There are more options you can define here for Mocha, and you can get a full list of options to set via the Mocha website.

Hooks

Finally, there are several hooks we can use to add functionality in the middle of the test process. This opens up a fair amount of potential to really add on to the default WebdriverIO test runner functionality, and we’ll look at an example of that later on.

The End

That’s the end of our settings file. We’ll be jumping back in this file often to adjust settings and add new functionality.

For now though, let’s get our test file setup so we can try out all these new features.

1.2.6 Running the Example Test Runner Test

Now that we’ve created and reviewed our configuration file, it’s time to write a test to make use of it.

Since this is the first time we’re creating a test, we need to create our folders for the test files to go into.

During setup, we defined out specs path as ./test/specs/**/*.js. But we don’t have a test folder, nor a specs folder inside it.

Let’s create those folders by running the following command from our wdio-testrunner project path:

Code snippet

mkdir -p test/specs

On Windows that’s:

Code snippet

mkdir test\specs

That will create both folders for us. Now we can create our first test file:

Code snippet

touch ./test/specs/example.js

On Windows, touch will not work, so you can instead go to the test/specs/ folder and create a JavaScript file named ‘example.js’

Open that file in a text editor and paste in the example from the official WebdriverIO website:

test/specs/example.js

Code snippet

describe ('webdriver.io page', () => {	it('should have the right title', () => {		browser.url('https://webdriver.io');		expect(browser).toHaveTitle(			'WebdriverIO · Next-gen browser and mobile automation test \framework for Node.js'		);	});});

There is one thing we want to change. Where it sets the url, we instead want to use the baseUrl we defined in our configuration file.

So change browser.url('https://webdriver.io'); to be browser.url('./');. When WebdriverIO runs that command, it will see that it isn’t a full website URL, and prepend our baseUrl from the config file.

Okay, let’s save the file and try running the test.
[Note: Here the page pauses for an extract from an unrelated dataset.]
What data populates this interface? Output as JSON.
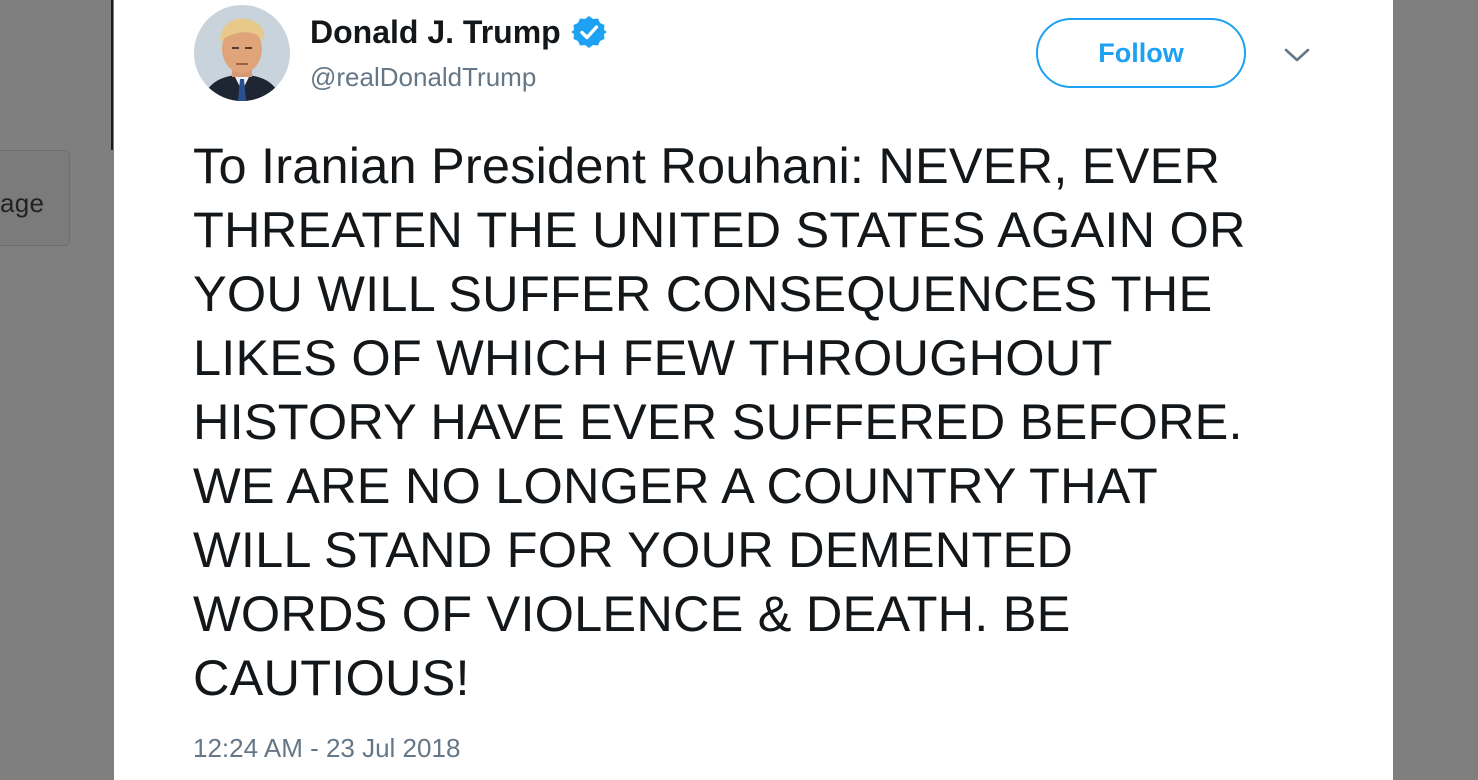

Running Through Chrome DevTools

Since the Chrome Devtools protocol only requires a supported browser to be installed, if you have a browser like that already installed, you don’t need to do anything else. Do check that if you selected chromedriver from the services list during the wdio config section, you go to your wdio.conf.js file and comment out the services line (this was chromedriver won’t start up when running your test).

Now, to run the tests, we call the testrunner in our terminal:

Code snippet

npx wdio

The test will run, you should see a browser pop-up, and successful test output that looks something like:

Terminal output running our test via Chrome DevTools protocol

Again, notice the line INFO webdriverio: Initiate new session using the devtools protocol. That let’s us know we really are using the DevTools protocol.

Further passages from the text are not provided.